🤖 AI Summary
Accelerating the generation of mechanistic, testable scientific hypotheses in protein design—particularly for metalloproteins such as ferredoxins—remains a major challenge due to the complexity of sequence–structure–function relationships.
Method: We introduce Genie-CAT, a tool-augmented, agent-based large language model (LLM) framework integrating retrieval-augmented generation (RAG), high-accuracy protein structure modeling, electrostatic potential computation, and machine learning–based prediction of redox properties to enable synergistic symbolic reasoning and physics-informed simulation.

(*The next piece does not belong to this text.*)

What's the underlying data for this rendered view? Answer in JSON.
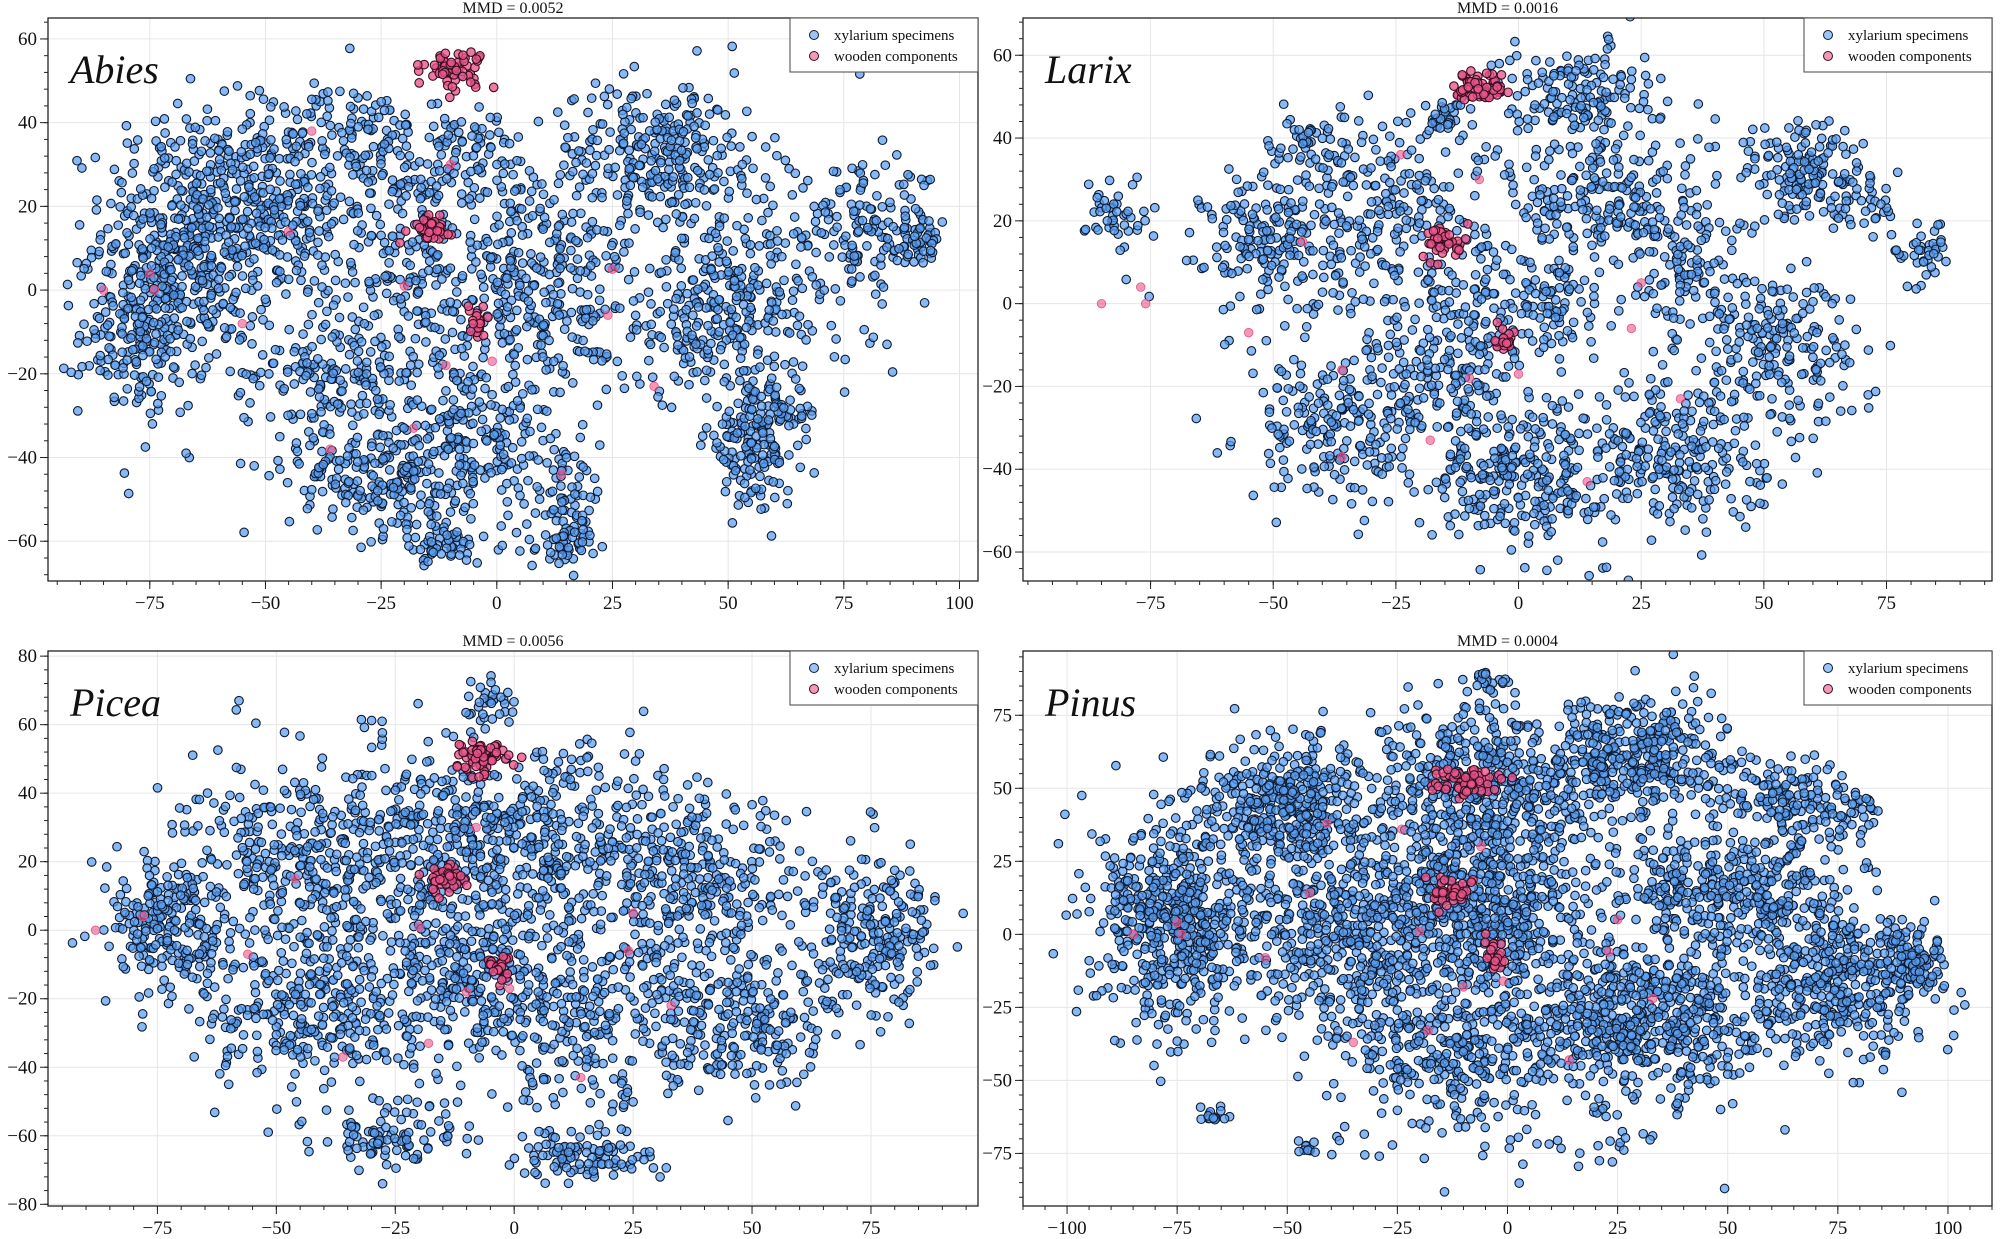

Contribution/Results: Unlike conventional conversational LLMs, Genie-CAT operates as an autonomous scientific agent that constructs interpretable, experimentally verifiable mechanistic hypotheses. In benchmarking on iron–sulfur proteins, it recapitulated expert-level inference within hours, autonomously identifying key residues modulating [Fe–S] cluster redox behavior. Hypothesis generation throughput improved by over an order of magnitude compared to manual approaches.
📝 Abstract
We present Genie-CAT, a tool-augmented large-language-model (LLM) system designed to accelerate scientific hypothesis generation in protein design. Using metalloproteins (e.g., ferredoxins) as a case study, Genie-CAT integrates four capabilities -- literature-grounded reasoning through retrieval-augmented generation (RAG), structural parsing of Protein Data Bank files, electrostatic potential calculations, and machine-learning prediction of redox properties -- into a unified agentic workflow. By coupling natural-language reasoning with data-driven and physics-based computation, the system generates mechanistically interpretable, testable hypotheses linking sequence, structure, and function. In proof-of-concept demonstrations, Genie-CAT autonomously identifies residue-level modifications near [Fe--S] clusters that affect redox tuning, reproducing expert-derived hypotheses in a fraction of the time. The framework highlights how AI agents combining language models with domain-specific tools can bridge symbolic reasoning and numerical simulation, transforming LLMs from conversational assistants into partners for computational discovery.